Because “Raw Matters” - Eine Bühne fürs Risiko

Raw Matters feierte das 100. Jubiläum seiner ungeschliffenen Tanz- und Performanceabende. Sofia wirft einen Blick hinter die Kulissen und befragt die kreativen Köpfe hinter der experimentellen Plattform.

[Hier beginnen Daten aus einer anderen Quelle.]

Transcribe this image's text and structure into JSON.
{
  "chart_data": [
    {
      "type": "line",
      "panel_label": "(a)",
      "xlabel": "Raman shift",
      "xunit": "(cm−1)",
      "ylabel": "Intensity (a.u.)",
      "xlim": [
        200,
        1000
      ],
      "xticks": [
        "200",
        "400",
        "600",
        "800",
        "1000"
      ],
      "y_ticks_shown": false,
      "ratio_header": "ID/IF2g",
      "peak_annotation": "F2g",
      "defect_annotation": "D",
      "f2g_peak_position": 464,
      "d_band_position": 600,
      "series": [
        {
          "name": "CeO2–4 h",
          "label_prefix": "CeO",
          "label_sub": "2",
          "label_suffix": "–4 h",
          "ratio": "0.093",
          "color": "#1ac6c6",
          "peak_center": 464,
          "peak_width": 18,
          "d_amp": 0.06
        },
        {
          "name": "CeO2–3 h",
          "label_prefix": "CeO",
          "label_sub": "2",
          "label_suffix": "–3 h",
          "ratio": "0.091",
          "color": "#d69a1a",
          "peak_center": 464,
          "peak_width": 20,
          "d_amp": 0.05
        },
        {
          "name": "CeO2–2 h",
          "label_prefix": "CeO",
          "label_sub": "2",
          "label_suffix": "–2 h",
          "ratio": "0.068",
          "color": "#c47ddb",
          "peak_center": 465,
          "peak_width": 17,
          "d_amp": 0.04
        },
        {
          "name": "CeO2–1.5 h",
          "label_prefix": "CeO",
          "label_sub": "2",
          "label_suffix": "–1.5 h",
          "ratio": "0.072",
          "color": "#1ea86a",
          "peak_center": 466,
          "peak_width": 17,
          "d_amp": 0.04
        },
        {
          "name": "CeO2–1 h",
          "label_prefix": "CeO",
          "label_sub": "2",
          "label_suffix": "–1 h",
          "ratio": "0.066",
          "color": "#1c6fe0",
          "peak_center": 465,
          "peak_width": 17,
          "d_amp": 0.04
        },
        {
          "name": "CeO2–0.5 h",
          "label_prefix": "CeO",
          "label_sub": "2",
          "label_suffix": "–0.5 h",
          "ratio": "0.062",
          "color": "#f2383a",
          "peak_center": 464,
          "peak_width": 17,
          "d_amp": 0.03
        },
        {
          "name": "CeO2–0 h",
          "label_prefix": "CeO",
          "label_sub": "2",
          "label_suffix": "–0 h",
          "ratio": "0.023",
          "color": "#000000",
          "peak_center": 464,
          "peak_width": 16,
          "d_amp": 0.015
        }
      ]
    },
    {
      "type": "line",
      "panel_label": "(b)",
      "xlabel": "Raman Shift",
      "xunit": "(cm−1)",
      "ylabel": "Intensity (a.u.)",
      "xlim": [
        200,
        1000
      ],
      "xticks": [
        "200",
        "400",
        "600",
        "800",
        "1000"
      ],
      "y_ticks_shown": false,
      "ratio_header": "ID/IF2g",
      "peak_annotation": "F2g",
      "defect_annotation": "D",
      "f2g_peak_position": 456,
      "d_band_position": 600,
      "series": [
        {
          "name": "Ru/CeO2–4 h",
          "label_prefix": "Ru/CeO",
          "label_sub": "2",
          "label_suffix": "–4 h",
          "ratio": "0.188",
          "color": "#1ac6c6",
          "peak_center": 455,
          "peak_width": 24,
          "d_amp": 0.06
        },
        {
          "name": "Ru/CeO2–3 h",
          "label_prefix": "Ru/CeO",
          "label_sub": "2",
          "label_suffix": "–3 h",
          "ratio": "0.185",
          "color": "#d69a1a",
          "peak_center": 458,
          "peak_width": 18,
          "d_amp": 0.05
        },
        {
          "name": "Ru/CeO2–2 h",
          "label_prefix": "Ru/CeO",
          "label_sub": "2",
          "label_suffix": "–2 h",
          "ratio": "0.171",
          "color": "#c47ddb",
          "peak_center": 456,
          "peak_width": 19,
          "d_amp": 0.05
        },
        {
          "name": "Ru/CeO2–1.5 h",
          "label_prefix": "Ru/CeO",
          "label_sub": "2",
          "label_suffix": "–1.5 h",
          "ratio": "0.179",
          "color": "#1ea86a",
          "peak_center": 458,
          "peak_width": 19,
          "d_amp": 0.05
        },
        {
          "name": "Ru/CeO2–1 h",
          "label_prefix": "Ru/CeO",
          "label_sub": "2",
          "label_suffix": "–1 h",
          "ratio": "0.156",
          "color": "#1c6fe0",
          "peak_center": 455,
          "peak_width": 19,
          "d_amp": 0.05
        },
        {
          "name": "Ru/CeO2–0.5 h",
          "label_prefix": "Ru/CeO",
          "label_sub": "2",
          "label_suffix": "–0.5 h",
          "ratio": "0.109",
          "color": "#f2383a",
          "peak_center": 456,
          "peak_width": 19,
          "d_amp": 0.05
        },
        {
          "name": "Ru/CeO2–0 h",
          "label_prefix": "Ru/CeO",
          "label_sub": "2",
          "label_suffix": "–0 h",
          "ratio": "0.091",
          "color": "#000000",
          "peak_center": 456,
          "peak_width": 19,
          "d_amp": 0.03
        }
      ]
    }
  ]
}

(c) Barbara Mair /// Raw Matters /// Design von Lara Cortellini

Ein bunter Mix aus Clownerie, anmutigem Tanz, beeindruckender Akrobatik und interaktiven Mittanz-Formaten – oder sogar eine Show über die Powerpuff Girls. Bei Raw Matters ist für jede*n was dabei! Was nach einer chaotisch-vielfältigen Mischung klingt, feierte am 29. Januar sein 100. Jubiläum: Jeden Monat bekommen aufstrebende Künstler*innen und Tänzer*innen die Chance, ihre noch unfertigen Werke vor Publikum zu performen. Ein “ungeschliffener Abend”, der Platz zum Experimentieren bietet.

Safe Space

Während ich meinen Blick durch die Menge schweifen lasse, begegne ich einem bunten Mix aus lachenden Gesichtern aller Altersgruppen und Hintergründe. Ich spüre, dass dieser Ort nicht nur für mich einen Safe Space bietet. Der Abend entfaltet sich in sechs einzigartige Performances, jede mit ihrer eigenen, unverwechselbaren Note. Die Grenzen zwischen Publikum und Künstler*innen verschwimmen, beide verschmelzen als Einheit mit der Kunst. Und ich mit ihnen. Doch wer oder was verbirgt sich eigentlich hinter Raw Matters? Und überhaupt: Why does raw matter that much?

In unserem Interview gewähren die Gründerinnen Deborah Hazler und Nanina Kotlowski Einblicke in die Entstehung, die Entwicklung und die Philosophie von Raw Matters und erklären, warum es als Künstler*in wichtig ist, Risiken einzugehen und auch mal zu scheitern.

Hintergründe und Entstehungsgeschichte

Bohema: Wie ist ‚Raw Matters‘ entstanden?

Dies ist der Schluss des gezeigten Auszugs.